By Bart D. Ehrman, The University of North Carolina, Chapel Hill
How did Christians attract outsiders to the extent that they eventually wiped out the competition? Probably the most compelling explanation of the this triumph of Christianity that takes account of the surviving evidence is in a classic study by the Roman social historian, Ramsay MacMullen, professor for many years at Yale, in a book called Christianizing the Roman Empire.

Argument by Rodney Stark
Rodney Stark, a modern sociologist of religion, has argued that Christians, and in turn Christianity, survived at much higher rates than pagans during the times of epidemic. Over time, this meant that the Christians grew far more quickly than the rest of the population. This in turn meant that Christianity grew in the world.
Stark is not actually a historian of early Christianity, and the scholars who are, have found numerous problems with this view, as intriguing as it is.
For one thing, it assumes the truth of Christian authors’ claims that they and their co-religionists were far more loving than those uncaring pagans who would just leave their family members to die; a claim that most historians treat with considerable skepticism.
Flaws with the Theory
Moreover, there’s a fatal flaw with the theory. If it were true that Christians tended to the infected more often than pagans did, that would almost certainly mean that Christians themselves became infected far more often than the pagans did. So, they would die more frequently, not less frequently. And that is precisely what our Christian sources indicate.
The 3rd century church father Cyprian, for example, extols the Christian virtues of love in the time of epidemic by admitting that the virtuous believer who tended the dying was almost always the next to be carried out feet first. Increased exposure to epidemic leads to high fatality rates, not to low ones.
This article comes directly from content in the video series The Triumph of Christianity. Watch it now, on Wondrium.
Christian Miracles
Ramsay MacMullen’s study, in a book called Christianizing the Roman Empire, has persuasive explanation for the growth of Christianity.
MacMullen’s view may at first seem very surprising, especially because it sounds like a theological or a religious explanation instead of a historical one. But in fact, it’s historical.
MacMullen argues that Christians convinced people because of the miracles they did, or that they were said to have done. There are reasons to say that this is not a religious explanation requiring belief.
The idea that it was miracles, or alleged miracles, that converted people both makes eminent sense and is attested abundantly throughout our sources. In fact, it’s virtually the only explanation that, in one way or the other, our ancient accounts almost uniformly attest.
Reasons for Worshipping Gods

The reason the appeal to miracles as the basis for conversion in antiquity makes sense is that it connects directly with the one reason for which virtually everyone in the ancient world worshipped the gods in the first place: they worshipped the gods to access divine power.
Of course, people worshipped the gods because that’s how they were raised and brought up, with worship practices simply being part of their family and civic life. They also worshipped because they assumed it was the right and proper thing to do. But what was driving all this religiosity?
For ancient folk, the gods could provide humans with what they could not provide for themselves: successful childbirth, health, healing, rain and sun, fertility of crops and livestock, not to mention the more mundane matters such as economic security and devoted love.
Powerful Christian Gods
One knew that the gods provided help because they answered prayers and gave people what they needed. People wanted to follow gods that could provide the most help.
Christians claimed that their God was more powerful than all the others; who, unlike the others, could provide everything one needed, and who did so in ways that were both highly impressive and obvious. And they showed the power by manifesting it, by doing miracles.

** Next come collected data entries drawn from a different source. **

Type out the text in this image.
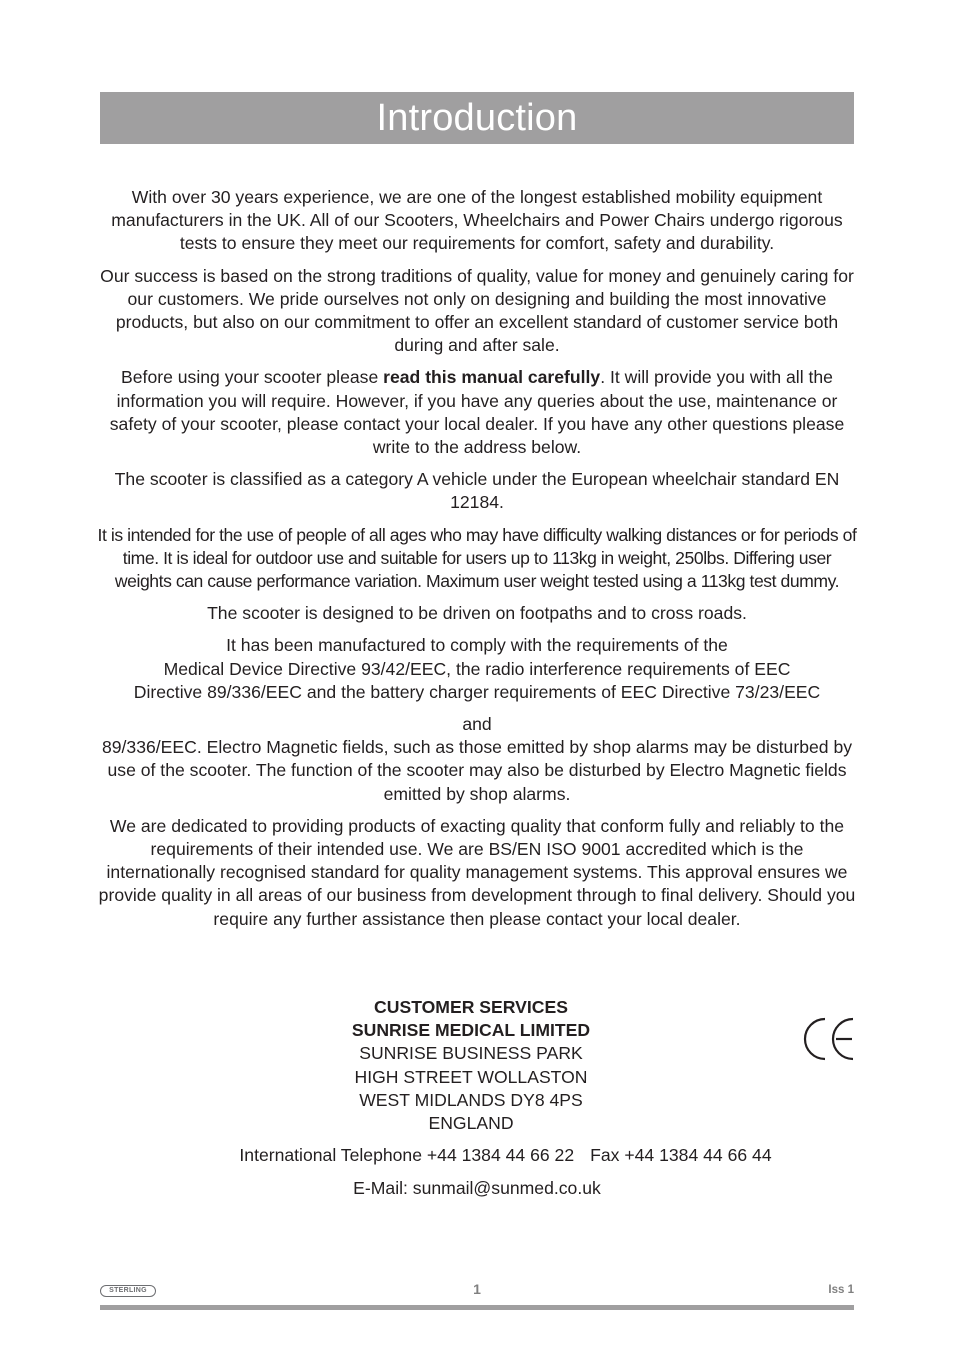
Introduction

With over 30 years experience, we are one of the longest established mobility equipment manufacturers in the UK. All of our Scooters, Wheelchairs and Power Chairs undergo rigorous tests to ensure they meet our requirements for comfort, safety and durability.

Our success is based on the strong traditions of quality, value for money and genuinely caring for our customers. We pride ourselves not only on designing and building the most innovative products, but also on our commitment to offer an excellent standard of customer service both during and after sale.

Before using your scooter please read this manual carefully. It will provide you with all the information you will require. However, if you have any queries about the use, maintenance or safety of your scooter, please contact your local dealer. If you have any other questions please write to the address below.

The scooter is classified as a category A vehicle under the European wheelchair standard EN 12184.

It is intended for the use of people of all ages who may have difficulty walking distances or for periods of time. It is ideal for outdoor use and suitable for users up to 113kg in weight, 250lbs. Differing user weights can cause performance variation. Maximum user weight tested using a 113kg test dummy.

The scooter is designed to be driven on footpaths and to cross roads.

It has been manufactured to comply with the requirements of the
Medical Device Directive 93/42/EEC, the radio interference requirements of EEC
Directive 89/336/EEC and the battery charger requirements of EEC Directive 73/23/EEC

and

89/336/EEC. Electro Magnetic fields, such as those emitted by shop alarms may be disturbed by use of the scooter. The function of the scooter may also be disturbed by Electro Magnetic fields emitted by shop alarms.

We are dedicated to providing products of exacting quality that conform fully and reliably to the requirements of their intended use. We are BS/EN ISO 9001 accredited which is the internationally recognised standard for quality management systems. This approval ensures we provide quality in all areas of our business from development through to final delivery. Should you require any further assistance then please contact your local dealer.

CUSTOMER SERVICES
SUNRISE MEDICAL LIMITED
SUNRISE BUSINESS PARK
HIGH STREET WOLLASTON
WEST MIDLANDS DY8 4PS
ENGLAND
International Telephone +44 1384 44 66 22 Fax +44 1384 44 66 44
E-Mail: sunmail@sunmed.co.uk
STERLING	1	Iss 1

A child is sick, her mother prays to the Christian God, and the girl recovers. A person is possessed by an evil spirit; a Christian holy person drives out that demon. There’s a drought; the Christians pray for rain, and a thunderstorm appears out of nowhere. A young man tragically dies, a Christian leader learns of it, comes and prays over the corpse, and the person rises from the dead.

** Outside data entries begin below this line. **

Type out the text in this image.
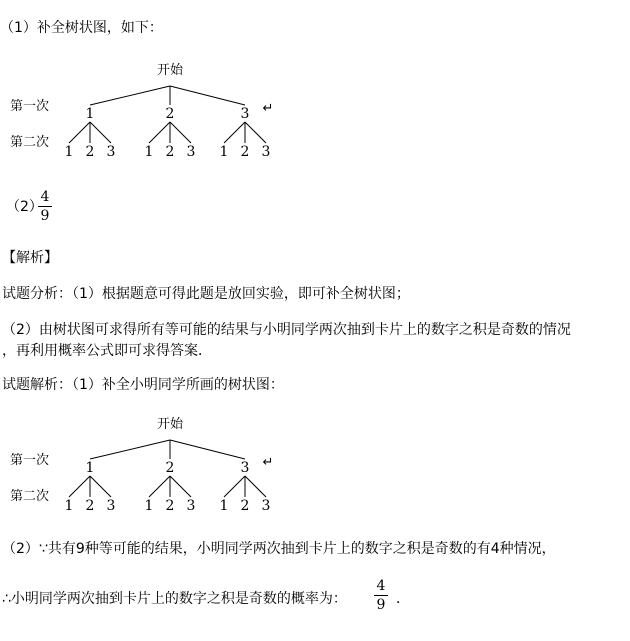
（1）补全树状图，如下：
开始
第一次
第二次
1
1 2 3
2
1 2 3
3
1 2 3
↵
（2）
4
9
【解析】
试题分析：（1）根据题意可得此题是放回实验，即可补全树状图；
（2）由树状图可求得所有等可能的结果与小明同学两次抽到卡片上的数字之积是奇数的情况
，再利用概率公式即可求得答案．
试题解析：（1）补全小明同学所画的树状图：
开始
第一次
第二次
1
1 2 3
2
1 2 3
3
1 2 3
↵
（2）∵共有9种等可能的结果，小明同学两次抽到卡片上的数字之积是奇数的有4种情况，
∴小明同学两次抽到卡片上的数字之积是奇数的概率为：
4
9 ．
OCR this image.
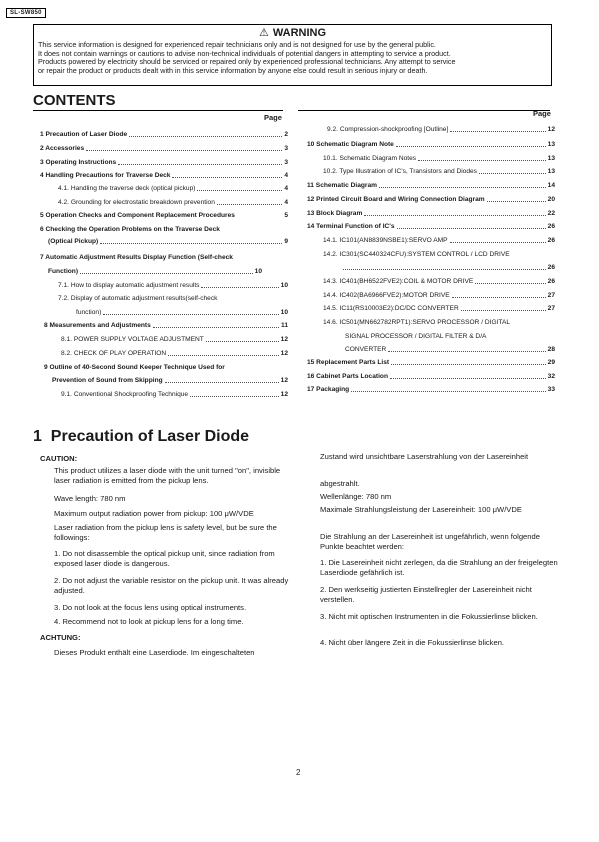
SL-SW850
⚠ WARNING
This service information is designed for experienced repair technicians only and is not designed for use by the general public.
It does not contain warnings or cautions to advise non-technical individuals of potential dangers in attempting to service a product.
Products powered by electricity should be serviced or repaired only by experienced professional technicians. Any attempt to service
or repair the product or products dealt with in this service information by anyone else could result in serious injury or death.
CONTENTS
Page	Page
1 Precaution of Laser Diode	2
2 Accessories	3
3 Operating Instructions	3
4 Handling Precautions for Traverse Deck	4
4.1. Handling the traverse deck (optical pickup)	4
4.2. Grounding for electrostatic breakdown prevention	4
5 Operation Checks and Component Replacement Procedures	5
6 Checking the Operation Problems on the Traverse Deck
(Optical Pickup)	9
7 Automatic Adjustment Results Display Function (Self-check
Function)	10
7.1. How to display automatic adjustment results	10
7.2. Display of automatic adjustment results(self-check
function)	10
8 Measurements and Adjustments	11
8.1. POWER SUPPLY VOLTAGE ADJUSTMENT	12
8.2. CHECK OF PLAY OPERATION	12
9 Outline of 40-Second Sound Keeper Technique Used for
Prevention of Sound from Skipping	12
9.1. Conventional Shockproofing Technique	12
9.2. Compression-shockproofing [Outline]	12
10 Schematic Diagram Note	13
10.1. Schematic Diagram Notes	13
10.2. Type Illustration of IC's, Transistors and Diodes	13
11 Schematic Diagram	14
12 Printed Circuit Board and Wiring Connection Diagram	20
13 Block Diagram	22
14 Terminal Function of IC's	26
14.1. IC101(AN8839NSBE1):SERVO AMP	26
14.2. IC301(SC440324CFU):SYSTEM CONTROL / LCD DRIVE
26
14.3. IC401(BH6522FVE2):COIL & MOTOR DRIVE	26
14.4. IC402(BA6966FVE2):MOTOR DRIVE	27
14.5. IC11(RS10003E2):DC/DC CONVERTER	27
14.6. IC501(MN662782RPT1):SERVO PROCESSOR / DIGITAL
SIGNAL PROCESSOR / DIGITAL FILTER & D/A
CONVERTER	28
15 Replacement Parts List	29
16 Cabinet Parts Location	32
17 Packaging	33
1 Precaution of Laser Diode
CAUTION:
This product utilizes a laser diode with the unit turned "on", invisible laser radiation is emitted from the pickup lens.
Wave length: 780 nm
Maximum output radiation power from pickup: 100 μW/VDE
Laser radiation from the pickup lens is safety level, but be sure the followings:
1. Do not disassemble the optical pickup unit, since radiation from exposed laser diode is dangerous.
2. Do not adjust the variable resistor on the pickup unit. It was already adjusted.
3. Do not look at the focus lens using optical instruments.
4. Recommend not to look at pickup lens for a long time.
ACHTUNG:
Dieses Produkt enthält eine Laserdiode. Im eingeschalteten
Zustand wird unsichtbare Laserstrahlung von der Lasereinheit
abgestrahlt.
Wellenlänge: 780 nm
Maximale Strahlungsleistung der Lasereinheit: 100 μW/VDE
Die Strahlung an der Lasereinheit ist ungefährlich, wenn folgende Punkte beachtet werden:
1. Die Lasereinheit nicht zerlegen, da die Strahlung an der freigelegten Laserdiode gefährlich ist.
2. Den werkseitig justierten Einstellregler der Lasereinheit nicht verstellen.
3. Nicht mit optischen Instrumenten in die Fokussierlinse blicken.
4. Nicht über längere Zeit in die Fokussierlinse blicken.
2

The Christian God had power over life and death. Since people worshipped the gods because of what they could provide, and if the Christian God could provide better than others, then it was the God to worship.
Common Questions about Growth of Christianity and the Impact of Alleged Miracles
The flaw with this theory is that if it were true that Christians tended to the infected more often than pagans did, that would almost certainly mean that Christians themselves became infected far more often than the pagans did. So, they would die more frequently, not less frequently.
Everyone in the ancient world worshipped the gods to access divine power. For ancient folk, the gods could provide humans with what they could not provide for themselves: successful childbirth, health, healing, rain and sun, fertility of crops and livestock, not to mention the more mundane matters such as economic security and devoted love.
Christians claimed that their God was more powerful than all the others; who, unlike the others, could provide everything one needed, and who did so in ways that were both highly impressive and obvious. And they showed the power by manifesting it, by doing miracles.